Berlin Philharmonic Orchestra, Rattle, Royal Albert Hall

Submitted by David Nice on Fri, 03/09/2010 - 22:01
Chris Christodoulou

Call me a paradoxically wary old Mahler nut, but I reckon that given 24 months of anniversary overkill, it might keep things fresh to catch each of the symphonies live no more than once a year. So, having heard an Everest of a First Symphony from Abbado in Lucerne last August, I thought Rattle's might be the team likeliest to do this far-from-beginner's symphony similar justice. Did its Proms Mahler One compare well with the Swiss festival love-in? In terms of orchestral sophistication and dynamic range, certainly. As for cumulative impact, ease of phrasing and the ultimate electric charge, not for me.

There was no doubt about it: we were in the presence of one of the world's great orchestras, and the sound it now makes in Beethoven is nothing like the larded beauty of the Karajan era. Rattle, with his experience of period-instrument lightness and definition, made that instantly clear with the Fourth Symphony which complemented the Mahler in the first half. Its misty slow introduction is an autumnal, minor-key foreshadowing of the cosmic spring awakening that the young Mahler stretches out to even greater lengths in his first major symphonic statement. But in this Beethoven Four there was no schizophrenic leaping between early Romantic seriousness and Haydnesque frolics.

Instead, it was all of a piece, with the most uniformly beautiful woodwind section I've ever heard providing the silver thread through the labyrinth. From singing bassoon up to soaring flute - and forgive me for not crediting the principals, as two share equal duties, though I did recognise my favourite orchestral oboist, Albrecht Mayer - they convinced me for the first time that Beethoven might have had as much genius for wind writing as Mozart. And the finale was as nimble in its articulation as the best chamber orchestras I'd usually prefer to hear in this music.

Even so, there were warning signs in the Adagio of over-interpretation to come. Indeed, Sir Simon, we know you can get extreme pianissimos from your Berlin Philharmonic players, but we don't quite need to have the art underlined. The problems came for me in the Mahler when out of the morning mists of the first movement springs the wayfarer's song about a joyous tramp through matutinal fields. Striking, perhaps, to hear it at first still wrapped in sleep, but if a singer treated the ensuing lines like this, we'd call it mannered. At times like this, the BPO/ Rattle partnership is the Renée Fleming or Elisabeth Schwarzkopf of orchestral teams: lovely sounds, shame about the artifice.
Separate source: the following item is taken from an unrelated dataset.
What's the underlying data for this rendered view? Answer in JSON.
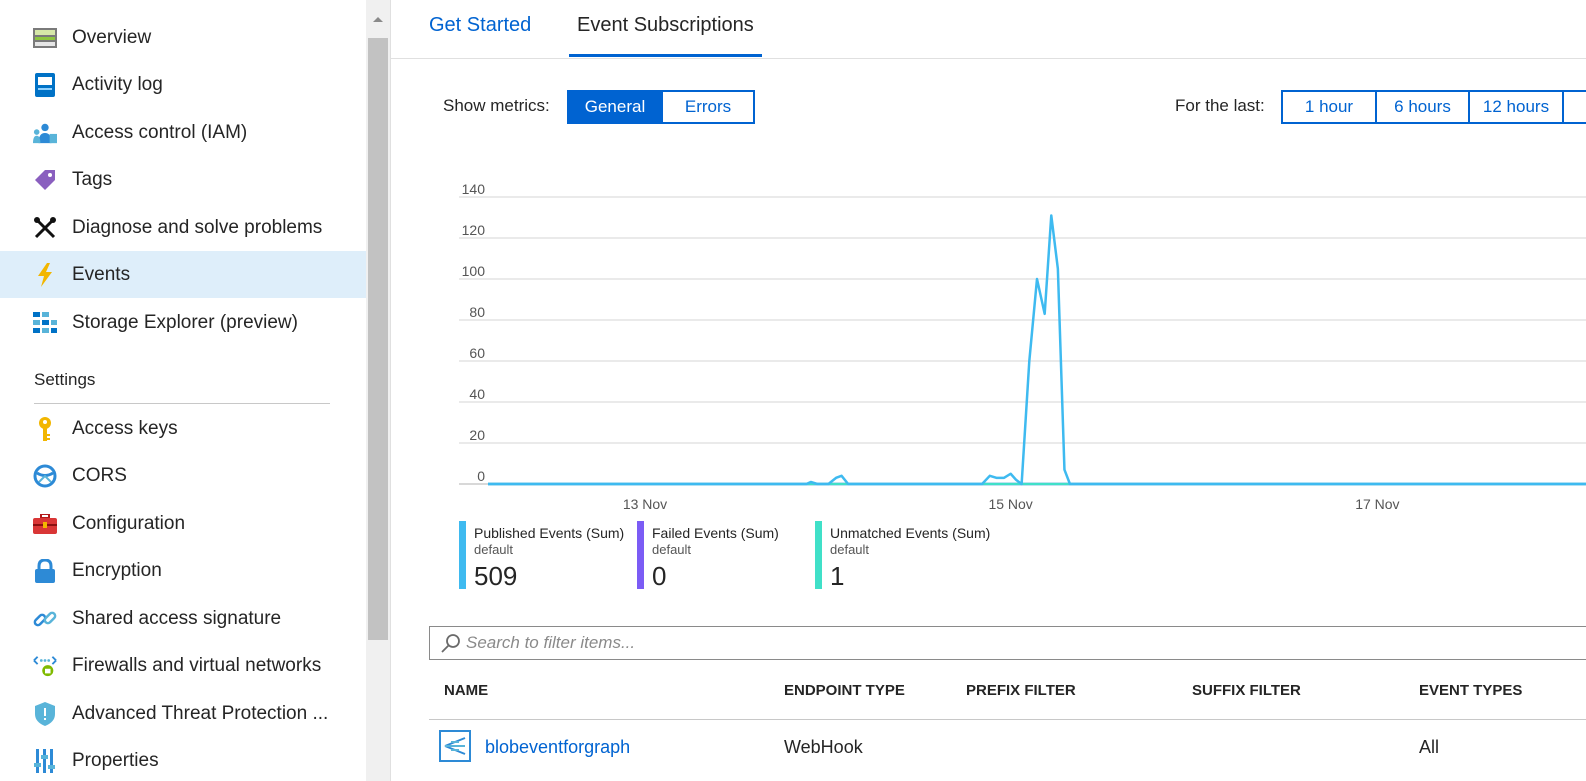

But you could never call this interpretation at any point lacking in insight or illuminating details. The magic reached its height in the time-suspended development, the masterly Berlin horn chorus stealing in with a second, even more enchanting song and the birdsong waxing psychedelic. Rattle placed the climax perfectly, assisted to the hilt by a true artist of the perfect cymbal clash among the percussion.

The trio of the rustic scherzo lilted in true upper-Austrian style; the other-worldly song at the heart of the following funeral cortege hovered on the brink of the phenomenal world. But neither of these inner movements seemed ready enough to get its hands dirty. These were still the Berlin strings digging ever so elegantly into the round-dance, a sophisticated double-bass soloist rather than an out-of-tune dirgemonger launching a minor-key version of the round known to us as "'Frère Jacques". You really need to feel how truly bizarre this intrusion of the mundane would have felt to audiences in the late 19th century. But it was only when E flat clarinet and flute added their inhuman voices to the refrain and the kletzmer-band effect briefly took wing that we felt anything like the shock of the new.

Come the finale, and I knew I was going to be making unfair comparisons with one of the most shattering stretches of concert-hall time I've ever experienced, the charge that Abbado wrought in Lucerne from the first searing "cry of a deeply wounded heart" to the hard-to-pull-off ultimate "triumphal". I was hoping, at least, that the Berliners could rekindle the final, dizzying euphoria  of their Brahms First for Barenboim in Oxford's Sheldonian Theatre on May day - a weak-at-the-knees conclusion to an otherwise rather straightforward interpretation. It didn't quite happen here. The big Tchaikovsky tune that unfolds in the wake of the march mania needs a naturalness of songful phrasing that Rattle seems to me to miss, dissipating the drama, and even the last post didn't quite do it for me, though it made a clarion sound.

Articulate, as before, it certainly was, at least, and a spellbound audience kept quiet in the final haul to paradise regained. An instantaneous standing ovation from many; a lesson in orchestral brilliance, no doubt, to the many budding and recently established young conductors scattered around the Albert Hall. And the incredibly youthful Arena queue, which I was told (wrongly, as it now turns out) got cut off at 11.30 in the morning, showed no signs of being digested just before the concert, proving the Berlin/ Rattle selling power across the board. A good reason, I'd have thought, for the Proms to start thinking about setting up big screens for the disappointed outside the Albert Hall. This one could probably have filled the South Ken amphitheatre four times over.